2026 Budget: Govt should ensure economic transformation
Posted on November 6th, 2025
Courtesy The Daily Mirror
Today is the budget day. The NPP government, under the leadership of President Anura Kumara Dissanayake, will present its second maiden budget today when the country is at a critical juncture between hard-won stabilisation and the promise of sustainable growth. The past two years have been spent under the IMF programme, with the focus on restoring macroeconomic balance. Sri Lanka went for the IMF programme in March 2023 under the previous government. The current economic stabilisation is attributed to the successful continuation of the programme despite the change of government in the last presidential election. Now, a task lies ahead for the NPP government—to move from stabilisation to economic transformation.
The IMF Extended Fund Facility (EFF) succeeded in reversing the economic downfall. Inflation is under control, foreign reserves have improved modestly, and fiscal discipline has been restored through higher tax revenues and reduced monetary financing. Yet, the real economy remains sluggish, with growth hovering way below the expected level, unemployment rising, and living costs continuing to burden people. Macroeconomic stability alone cannot guarantee prosperity. In its 2026 budget, the government must therefore articulate a credible pathway for growth acceleration, job creation, and social relief without undermining fiscal prudence. Fiscal consolidation remains at the core of the IMF programme. The sharp rise in direct and indirect taxes over the past two years has already tested the resilience of businesses and middle-income earners. Now is the time to lay the groundwork further for the enhancement of investments and production.
The government should focus on widening the tax base, improving digital tax administration, and rationalising exemptions rather than repeatedly squeezing the same segments of the economy.
If the 2026 Budget is to mark a turning point, it must send a strong message of confidence to investors—both domestic and foreign. Bureaucratic red tape, policy unpredictability, and corruption have long undermined Sri Lanka’s investment climate, as highlighted even by the U.S. Investment Climate report on Sri Lanka. The NPP administration’s early emphasis on clean governance has been welcomed, but investors now expect policy clarity and consistency. The proposed establishment of a ‘Single Window’ investment facilitation system, if implemented effectively, could reduce administrative delays that deter investors.
Equally important is the need to revive exports. Sri Lanka’s export basket remains narrow and overly dependent on apparel and tea, while regional competitors have diversified rapidly. Budgetary measures to support new export sectors—ICT, logistics, agro-processing, and green manufacturing—can provide a crucial boost. Linking these sectors to regional value chains through trade facilitation and infrastructure improvement is essential to enhance competitiveness.

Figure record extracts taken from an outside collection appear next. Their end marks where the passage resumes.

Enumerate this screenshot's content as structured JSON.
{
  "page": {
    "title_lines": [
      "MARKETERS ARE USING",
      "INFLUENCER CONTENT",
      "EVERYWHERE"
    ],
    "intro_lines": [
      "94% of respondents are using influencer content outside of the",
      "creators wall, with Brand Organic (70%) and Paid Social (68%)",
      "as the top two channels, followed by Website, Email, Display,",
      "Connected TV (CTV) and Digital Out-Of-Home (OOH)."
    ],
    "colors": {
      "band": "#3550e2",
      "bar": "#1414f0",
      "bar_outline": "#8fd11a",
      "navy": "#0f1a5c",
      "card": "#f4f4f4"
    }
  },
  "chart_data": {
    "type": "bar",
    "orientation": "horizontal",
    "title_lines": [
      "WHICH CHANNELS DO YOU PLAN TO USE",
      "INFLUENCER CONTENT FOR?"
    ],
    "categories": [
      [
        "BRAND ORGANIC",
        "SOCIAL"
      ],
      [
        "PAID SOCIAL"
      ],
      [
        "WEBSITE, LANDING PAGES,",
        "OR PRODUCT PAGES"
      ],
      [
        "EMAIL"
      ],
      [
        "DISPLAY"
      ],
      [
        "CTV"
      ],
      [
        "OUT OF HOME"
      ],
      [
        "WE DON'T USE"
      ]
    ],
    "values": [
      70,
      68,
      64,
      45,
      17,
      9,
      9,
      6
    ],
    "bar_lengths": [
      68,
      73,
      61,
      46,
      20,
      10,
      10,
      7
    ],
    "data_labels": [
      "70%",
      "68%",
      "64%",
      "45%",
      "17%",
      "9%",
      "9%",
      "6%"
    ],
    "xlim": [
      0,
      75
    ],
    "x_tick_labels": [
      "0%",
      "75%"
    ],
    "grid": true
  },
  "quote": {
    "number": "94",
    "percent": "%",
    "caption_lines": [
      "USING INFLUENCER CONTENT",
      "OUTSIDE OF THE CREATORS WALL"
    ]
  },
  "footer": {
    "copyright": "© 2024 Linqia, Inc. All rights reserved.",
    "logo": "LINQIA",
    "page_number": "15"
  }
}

One of the most significant reforms under the IMF programme involves restructuring State-Owned Enterprises (SOEs). With over 400 SOEs, many operating at a loss, the state’s fiscal burden has become unsustainable. The government has been talking about the need for the revitalisation of these SOEs. It is time to walk the talk. The 2026 Budget should focus attention on it. Also, a key focus of the budget should be to balance fiscal consolidation with social protection. Around 25 per cent of households remain vulnerable to poverty due to stagnant wages and rising living costs. People are normally used to looking at annual budgets for benefits in terms of pay hikes for the public sector, an increase in welfare allowances for various sectors, price reduction of essential items, subsidies for the agriculture sector, etc. Right throughout history, the budget was projected as a box containing surprises for the public.
Instead, it should be the blueprint for economic growth. Under the current circumstances, it will be challenging for the government to give relief to people at this juncture. The government is under compulsion to manage expenditure. In the realisation of the IMF targets, tangible relief measures for people are out of the question.
But, the government should improve its efficiency to improve the business, investment climate of the country rather than trying populist giveaways. The government, in the budget, can still inspire confidence through efficient governance, transparency, and a clear reform agenda. Today, bureaucracy is not moving fast enough. Corruption remains at different levels of governance and administrative layers, though there are no major allegations against key politicians of the ruling party. It is important to address these issues. Ultimately, the success of the 2026 Budget will rest on implementation. Successive governments have often produced ambitious fiscal plans only to falter at the execution stage due to inefficiency, corruption, and weak institutional capacity. This time, the government cannot afford such complacency. It has a mandate only to undo past mistakes. Let’s wait for the budget to be presented to see what is in store for the country!